Weighted-Average Latency

A single summary metric that weights per-bucket p50 latencies by the observed query-length distribution from MS MARCO v1 (1,010,905 queries after to_tsvector). This reflects realistic workload performance more accurately than an equal-weight average across buckets.

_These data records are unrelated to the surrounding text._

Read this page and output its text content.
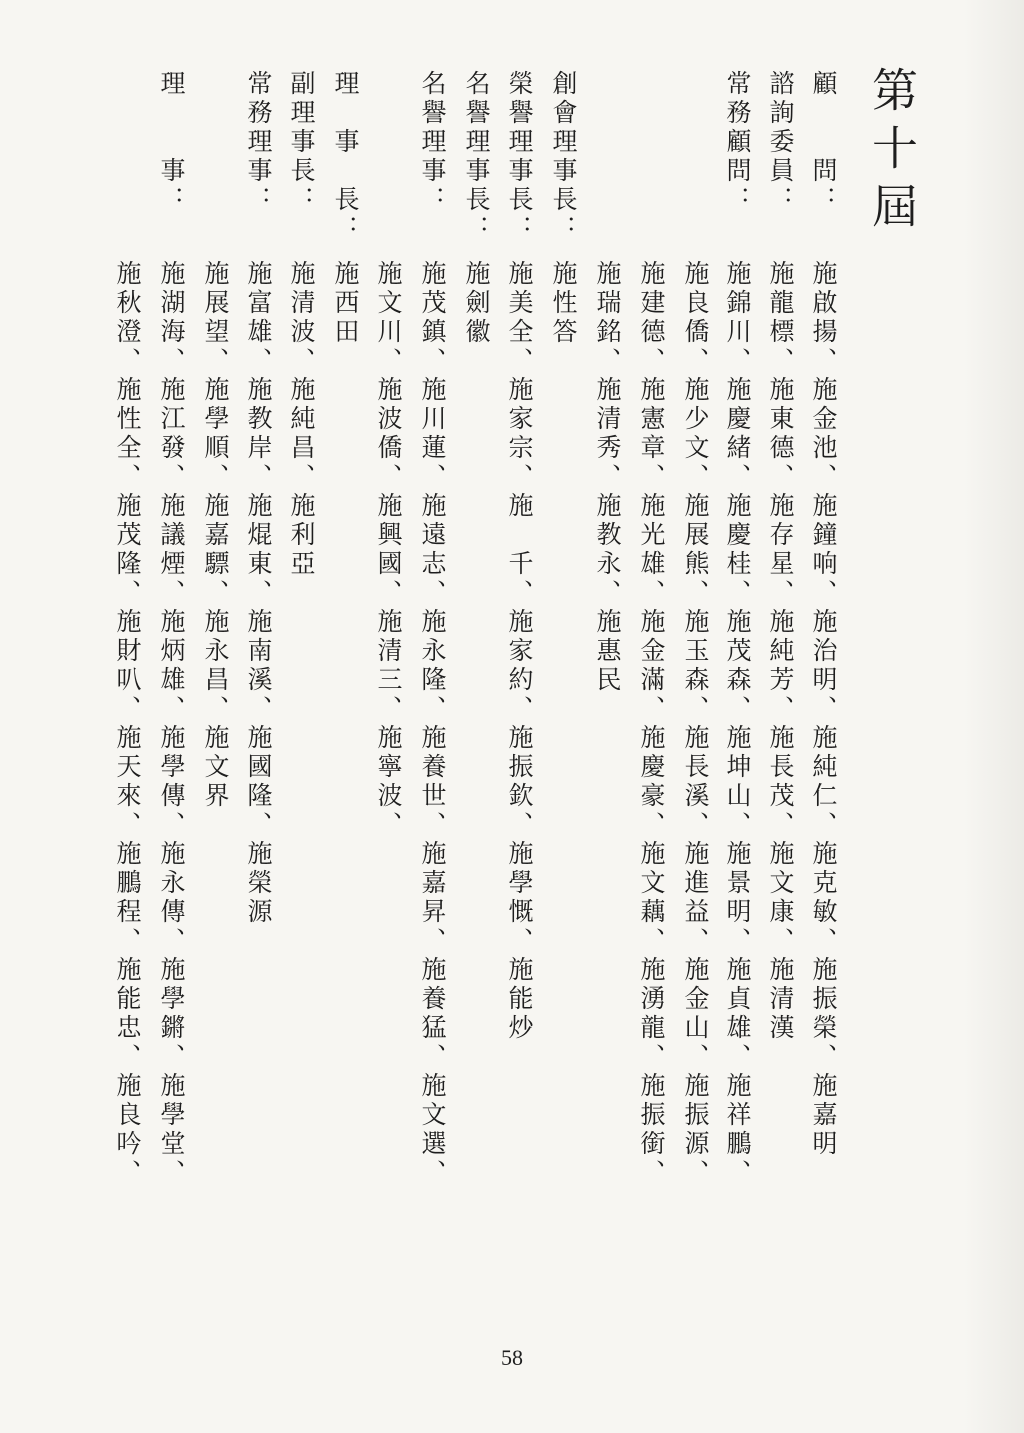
第十屆
顧　　問：施啟揚、施金池、施鐘响、施治明、施純仁、施克敏、施振榮、施嘉明
諮詢委員：施龍標、施東德、施存星、施純芳、施長茂、施文康、施清漢
常務顧問：施錦川、施慶緒、施慶桂、施茂森、施坤山、施景明、施貞雄、施祥鵬、
施良僑、施少文、施展熊、施玉森、施長溪、施進益、施金山、施振源、
施建德、施憲章、施光雄、施金滿、施慶豪、施文藕、施湧龍、施振銜、
施瑞銘、施清秀、施教永、施惠民
創會理事長：施性答
榮譽理事長：施美全、施家宗、施　千、施家約、施振欽、施學慨、施能炒
名譽理事長：施劍徽
名譽理事：施茂鎮、施川蓮、施遠志、施永隆、施養世、施嘉昇、施養猛、施文選、
施文川、施波僑、施興國、施清三、施寧波、
理　事　長：施西田
副理事長：施清波、施純昌、施利亞
常務理事：施富雄、施教岸、施焜東、施南溪、施國隆、施榮源
施展望、施學順、施嘉驃、施永昌、施文界
理　　事：施湖海、施江發、施議煙、施炳雄、施學傳、施永傳、施學鏘、施學堂、
施秋澄、施性全、施茂隆、施財叭、施天來、施鵬程、施能忠、施良吟、
58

Token Bucket	Queries	Weight
1	35,638	3.5%
2	165,033	16.3%
3	304,887	30.2%
4	264,177	26.1%
5	143,765	14.2%
6	59,558	5.9%
7	22,595	2.2%
8+	15,252	1.5%

Formula: weighted_p50 = Σ(bucket_p50 × weight) / Σ(weight)

Benchmark Procedure

Setup: Start fresh Postgres instance, create extension
Load: Bulk load dataset using \copy
Index: Create BM25 index, force spill to segments
Warmup: Run each query once to warm caches
Measure: Run timed queries, collect statistics
Report: Extract metrics, publish to dashboard

Note: All queries use LIMIT 10 to simulate typical search result pages. The Block-Max WAND optimization is enabled by default.

System X Comparison

We run identical benchmarks against System X (a competitive Postgres BM25 extension) to provide context for our performance numbers. Both extensions:

Run on the same GitHub Actions runner
Use identical Postgres configuration
Process the same dataset and queries
Use their default configurations

See the detailed comparison for latest results.

Reproducibility

All benchmark code is in the benchmarks/ directory. To run locally:

# MS MARCO benchmark
cd benchmarks/datasets/msmarco
./download.sh full
psql -f load.sql

# Or use the runner script
./benchmarks/runner/run_benchmark.sh msmarco

Limitations

GitHub Actions runners have variable performance; expect ~10% variance
Single-threaded query execution (no concurrent load testing)
Cold start not measured (cache warmup before timing)
Network latency not included (local socket connection)